Aim: Several population-based studies have shown that long term prognosis of ulcerative colitis (UC) may be better than previously reported. The aim of this study was to evaluate the course of UC in a referral center cohort in the pre-biologic era and to identify possible prognostic factors.
Methods: All patients with established diagnosis of UC have been extracted from our GI Unit IBD Database. Clinical and demographic characteristics of all patients were recorded at the time of diagnosis. The disease course was retrospectively evaluated considering four primary end points: change in disease extension, need of corticosteroids, need of immunomodulators, and need of colectomy.
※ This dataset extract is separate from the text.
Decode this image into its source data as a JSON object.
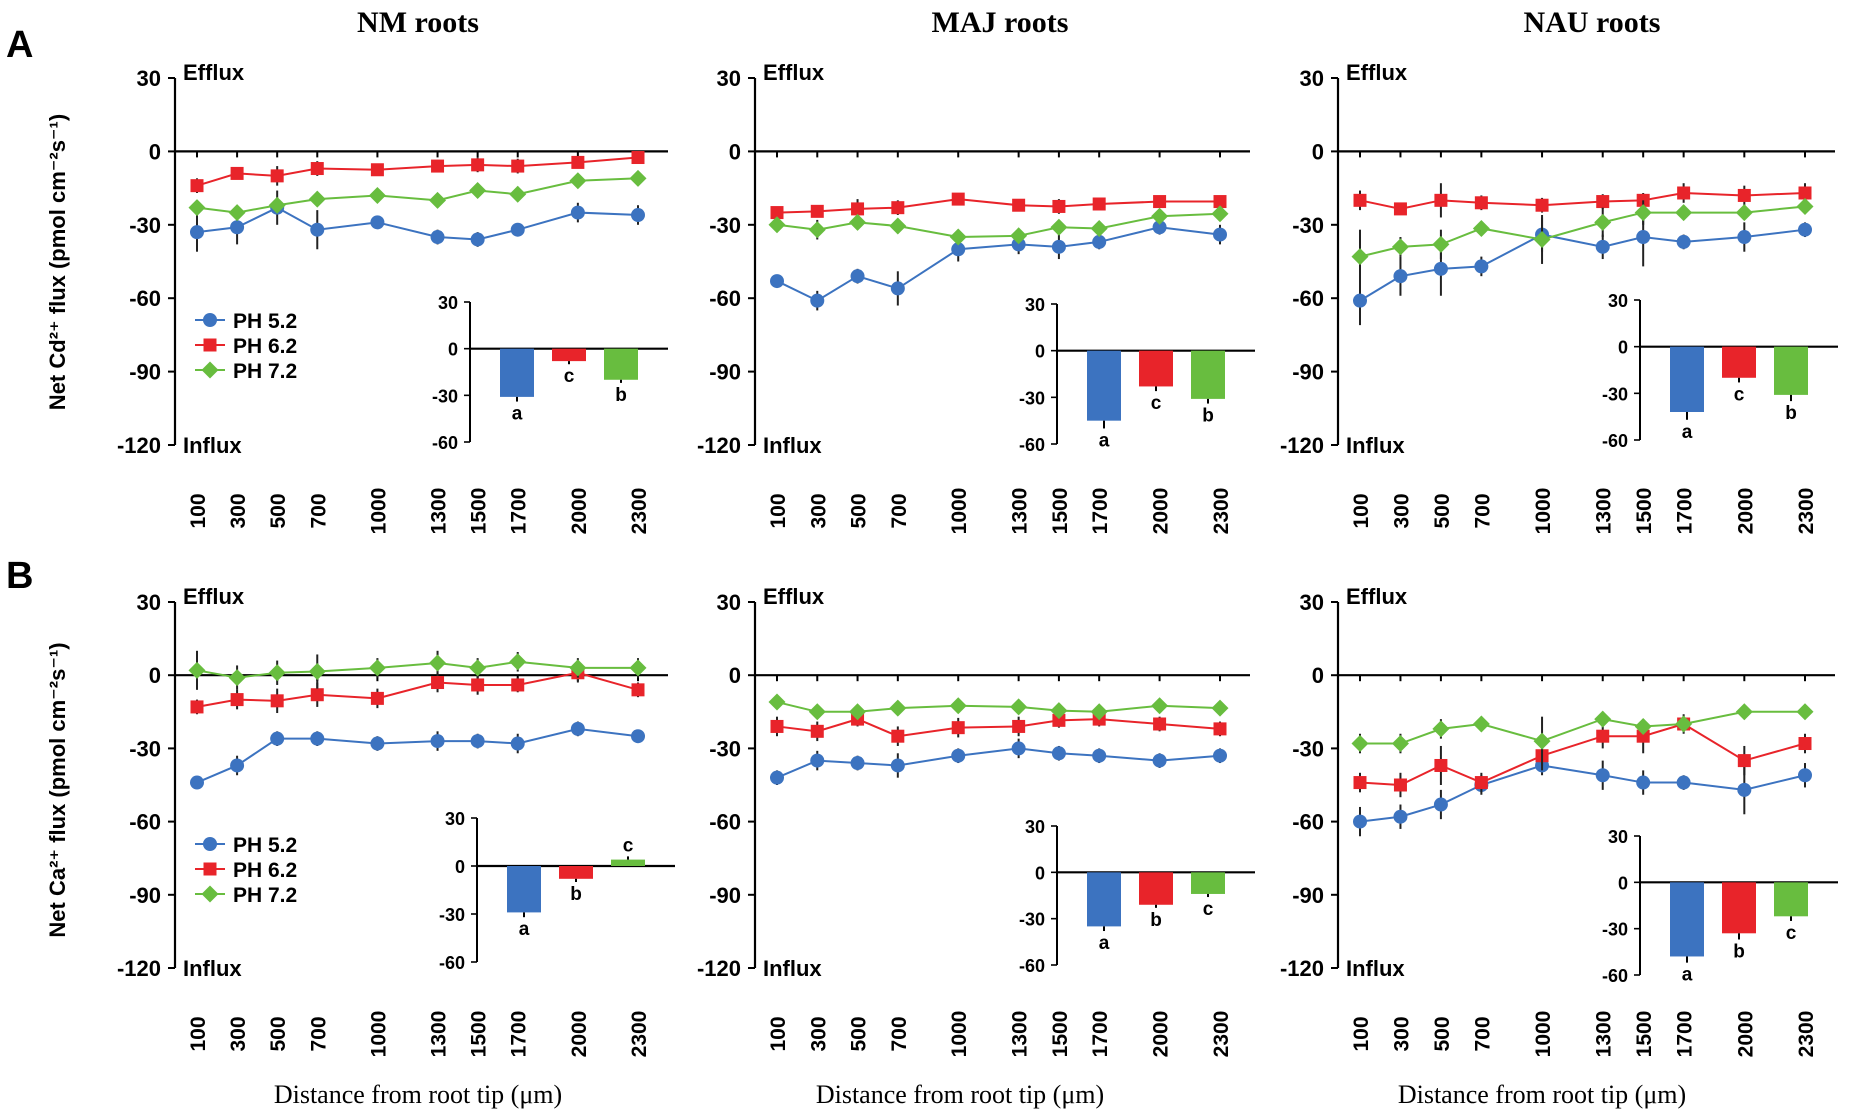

The Kaplan-Meier survival method was used to estimate the cumulative probability of a course free of the outcome of interest.
Results: Eight hundred and seven UC patients diagnosed between 1984 and 2008 have been included: 21.8% had proctitis, 47.6% had distal colitis and 30.6% had extensive colitis. The median follow up after diagnosis was 91 months (range 12-596). The probability of extension of proctitis within 10 years was 39.7%. In the whole cohort, the 10 years probability of receiving corticosteroids and immunomodulators was 46.7% and 12.4%, respectively. The 10-year probability of colectomy was 6.5%. Extensive colitis was associated with a higher probability of receiving corticosteroids, immunomodulators and surgery.
Conclusion: Long-term prognosis of UC is favourable for the majority of patients. Extensive colitis is the most relevant negative prognostic factor. Results from our referral center study are similar to that reported in population-based studies. Further studies are required to assess the possible impact of biologics and new treatment strategies on long term outcomes.